Seri, saldırılar sonucunda geminin operasyon alanını terk etmeye zorlandığını belirtti. Aynı zamanda, Husi yetkilisi, İsrail’in Gazze Şeridi’ne yönelik askeri saldırılarını ve ablukalarını sürdürdüğünü hatırlatarak, bu durumu hedef almaya devam edeceklerini tehdit olarak iletti. Üzerinde durulan noktalar arasında, uluslararası deniz yollarının güvenliği ve bölgedeki askeri faaliyetlerin artması da yer alıyor.
Husilerin daha önce, 6 Ocak 2025 tarihinde de aynı gemiyi hedef aldıklarını belirtmeleri, bu durumun sürekliliğine işaret ediyor. Dolayısıyla, Kızıldeniz’de mücadelenin yoğun bir şekilde sürdüğüne dikkat çekilmektedir. Bu durum, bölgesel güvenlik dinamiklerini ve uluslararası ilişkileri de etkileyen bir meseledir.
Husilerin Yüksek Siyasi Konsey Başkanı Mehdi el-Meşat, yaptığı açıklamada, son bir yıl içinde ABD’nin 14 MQ-9 tipi İHA’sını düşürdüklerini iddia etti. Bu açıklama, Husilerin askeri kapasitesini gösterme amacı taşırken, ABD ve İngiltere’nin Yemen’ye yönelik askeri saldırılarının başlamasının birinci yıl dönümü münasebetiyle gerçekleşti. El-Meşat, bu doğrultuda “Silahlı Kuvvetlerimize bağlı Hava Savunma Güçlerimiz, ABD’nin MQ-9 tipi İHA’larını etkisiz hale getirmeyi başarmıştır.” ifadesini kullandı. Bu durum, Husilerin hava savunma kapasitelerinin arttığını ortaya koymaktadır.

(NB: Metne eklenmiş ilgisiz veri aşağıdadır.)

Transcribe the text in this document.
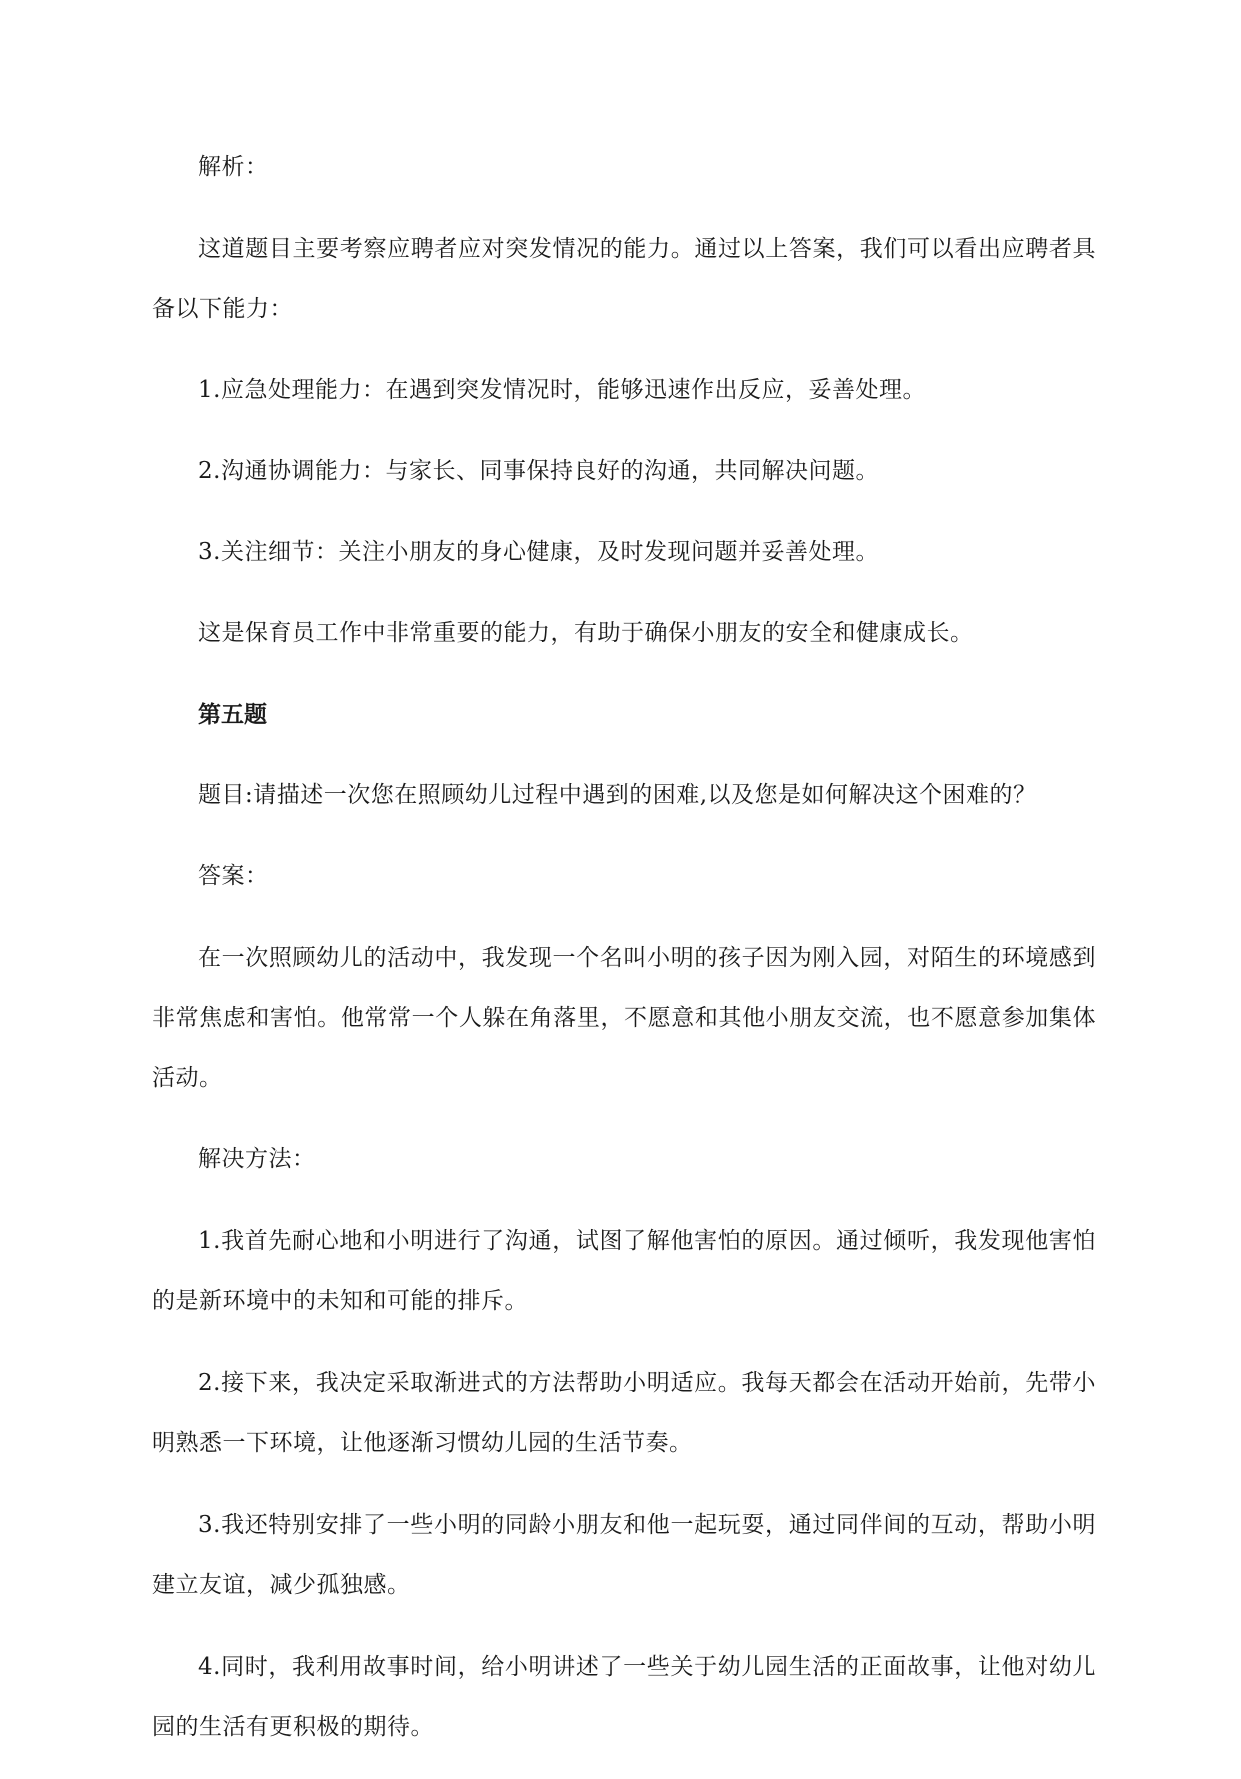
解析：

这道题目主要考察应聘者应对突发情况的能力。通过以上答案，我们可以看出应聘者具备以下能力：

1.应急处理能力：在遇到突发情况时，能够迅速作出反应，妥善处理。

2.沟通协调能力：与家长、同事保持良好的沟通，共同解决问题。

3.关注细节：关注小朋友的身心健康，及时发现问题并妥善处理。

这是保育员工作中非常重要的能力，有助于确保小朋友的安全和健康成长。

第五题

题目:请描述一次您在照顾幼儿过程中遇到的困难,以及您是如何解决这个困难的？

答案：

在一次照顾幼儿的活动中，我发现一个名叫小明的孩子因为刚入园，对陌生的环境感到非常焦虑和害怕。他常常一个人躲在角落里，不愿意和其他小朋友交流，也不愿意参加集体活动。

解决方法：

1.我首先耐心地和小明进行了沟通，试图了解他害怕的原因。通过倾听，我发现他害怕的是新环境中的未知和可能的排斥。

2.接下来，我决定采取渐进式的方法帮助小明适应。我每天都会在活动开始前，先带小明熟悉一下环境，让他逐渐习惯幼儿园的生活节奏。

3.我还特别安排了一些小明的同龄小朋友和他一起玩耍，通过同伴间的互动，帮助小明建立友谊，减少孤独感。

4.同时，我利用故事时间，给小明讲述了一些关于幼儿园生活的正面故事，让他对幼儿园的生活有更积极的期待。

Ayrıca Meşat, güçlerinin hipersonik Filistin 2 füzeleri gibi modern teknolojilere sahip olduğunu belirtti. Bu füzelerin yanı sıra, Yafa İHA’sı gibi sistemlerin başarılı bir şekilde hedeflerine ulaşarak etkili sonuçlar elde ettiği kaydedilmiştir. Meşat, Gazze Şeridi’ne desteklerinin süreceğini vurgulayarak, bu desteklerin askeri performans açısından devam edeceğini açıkladı.
Husilerin bu iddiaları, uluslararası güçlerin Yemen üzerindeki etkisini ve bu bölgedeki çatışma dinamiklerini bir kez daha sorgulatmaktadır. Özellikle ABD’nin Kızıldeniz’deki askeri varlığı ve Husilerin bu varlığa karşı gösterdiği direniş, bölgedeki jeopolitik dengelerin yeniden şekillenmesine yol açabilir. Bu durum, Yemen’de devam eden iç savaşın yanı sıra, uluslararası toplumun bu meseleye müdahil olma biçimini de etkilemektedir.
Bütün bu gelişmeler, Yemen’deki çatışma ortamının karmaşık yapısını ve tarafların birbirine karşı geliştirdiği stratejileri gözler önüne sermektedir. Husilerin belirlediği hedefler ve bu hedeflere ulaşma çabaları, bölgedeki savaşın seyrini değiştirebilir. Bu durumun, genel olarak Orta Doğu’daki istikrar ve güvenlik açısından ne anlama geleceği ise zamanla netlik kazanacaktır.